LRQ1: What are the most common characteristics of the mental health that have been used for prediction?

We found following characteristics of the mental health used in various studies:

  1. (i)

    Types: suicide, psychosis, stress, depression, anxiety, obsessive compulsive disorder, post-traumatic stress disorder, bipolar disorder, eating disorder, anorexia, bulimia, schizophrenia, borderline personality disorder, internet addiction, cyber-relationships, cyber-bullying, information overload.

  2. (ii)

    Thematic areas or domain for assembling data for prediction of mental health issues: Traditional (Questionnaires), molecular, genomic genetic data, clinical, medical imaging, physiological signal to facial, body expressive and online Behavioral, Integration of multimodal data etc.

  3. (iii)

    Social Platform: Twitter, Facebook, reddit, live journals, Weibo, web forums, crowd-sourcing, Amazon Mechanical Turk, micro blogs.

LRQ2: What outcomes have been predicted in contributions related to mental health of SNS users?

The studies contributed toward the following outcomes: Risk levels of mostly depression, users’ behavior, attitude, pattern recognition by classifying users at risk/ no risk, brain and facial signals mapping with mental health etc. The literature lacks outcomes related to causal-effect and associations between factors pertinent in contributing toward the mental health risk.
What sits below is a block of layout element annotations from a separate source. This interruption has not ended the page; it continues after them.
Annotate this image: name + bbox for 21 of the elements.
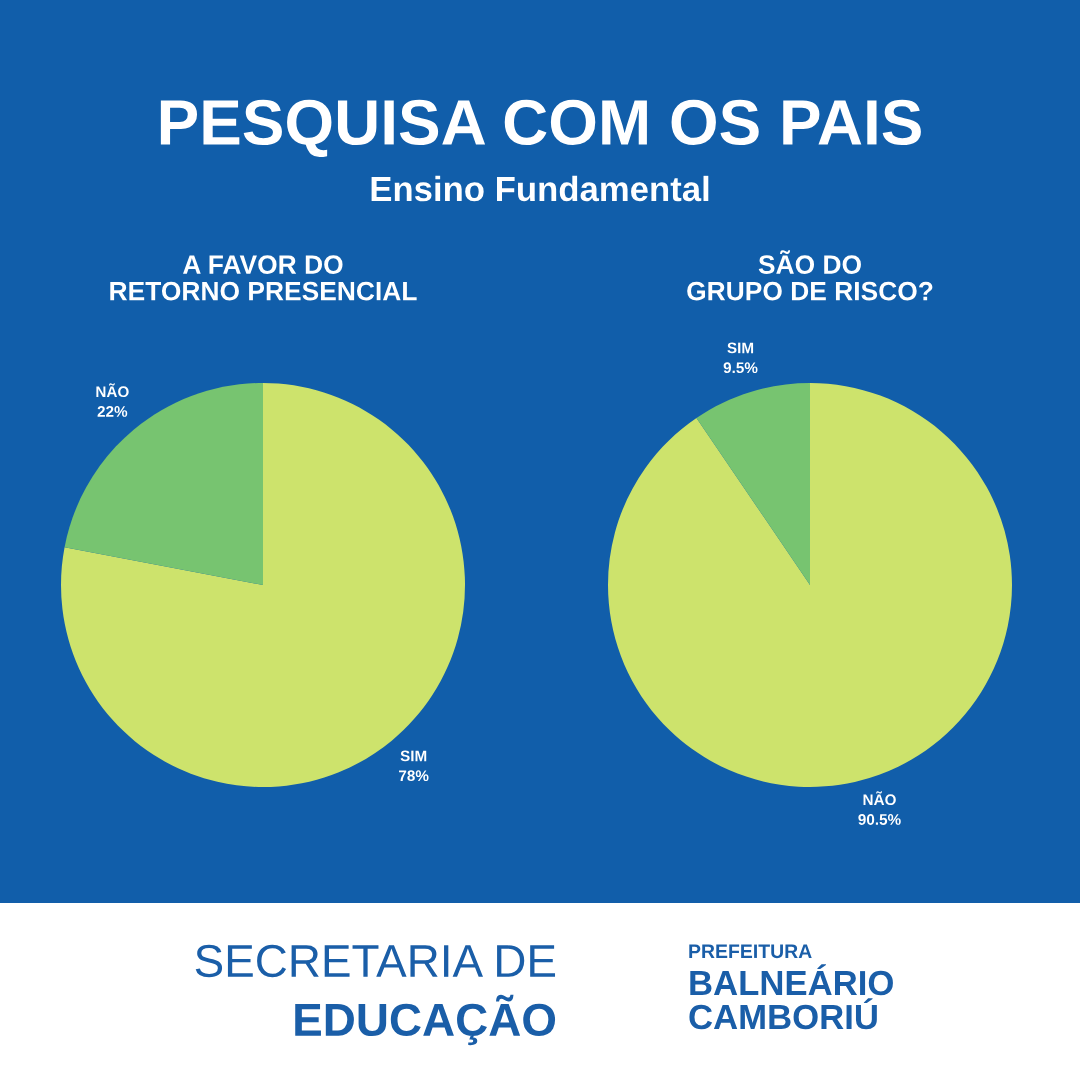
text: EDUCAÇÃO: [295, 994, 556, 1046]
data-label: 78%: [399, 770, 429, 782]
text: PESQUISA COM OS PAIS: [160, 99, 921, 158]
pie-slice: [608, 383, 1012, 787]
slice-label: SIM: [727, 342, 754, 354]
text: BALNEÁRIO: [690, 964, 893, 996]
slice-label: NÃO: [96, 383, 129, 398]
slice-label: NÃO: [863, 791, 896, 806]
chart-title: SÃO DO GRUPO DE RISCO?: [687, 250, 933, 301]
pie-slice: [61, 383, 465, 787]
data-label: 9.5%: [723, 362, 758, 374]
data-label: 22%: [97, 406, 128, 417]
text: Ensino Fundamental: [371, 175, 709, 202]
data-label: 90.5%: [858, 814, 901, 825]
text: SECRETARIA DE: [195, 944, 556, 978]
pie-slice: [696, 383, 810, 585]
slice-label: SIM: [400, 750, 427, 762]
text: CAMBORIÚ: [689, 998, 877, 1030]
chart-title: A FAVOR DO RETORNO PRESENCIAL: [110, 255, 417, 301]
text: PREFEITURA: [689, 944, 812, 959]
pie-slice: [64, 383, 263, 585]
LRQ3: What are the prediction features that are used to build prediction models in mental health detection?

Broadly we came across five types of data being discussed in the literature: (i) Demographic variables (ii) Biological variables: Related to family history, genetic and genomic profiles (iii) Clinical/Electronic health records (iv) Vocal and visual expression data (v) Social media data- Behavioral and linguistic cues from social media data.

LRQ4: What are the techniques/models used for prediction of mental health of SNS users.

In Literature classical machine learning and artificial neural network algorithms such as SVM, LR, RF, NB, AdaBoost, DT, JRip Rule, Markov logic networks, Multinomial LR & NB, SVM with Radial Basis Function, Transductive SVM, MLP, CNN, LSTM etc. are applied for classification task. Recently researchers are building hybrid models to blend the capabilities of individual algorithms for better outcomes. This study utilizes blend of capabilities of CNN and LSTM and develops an efficient mental disorder detection system.

LRQ5: What metrics have been used to evaluate prediction results in mental health of SNS users?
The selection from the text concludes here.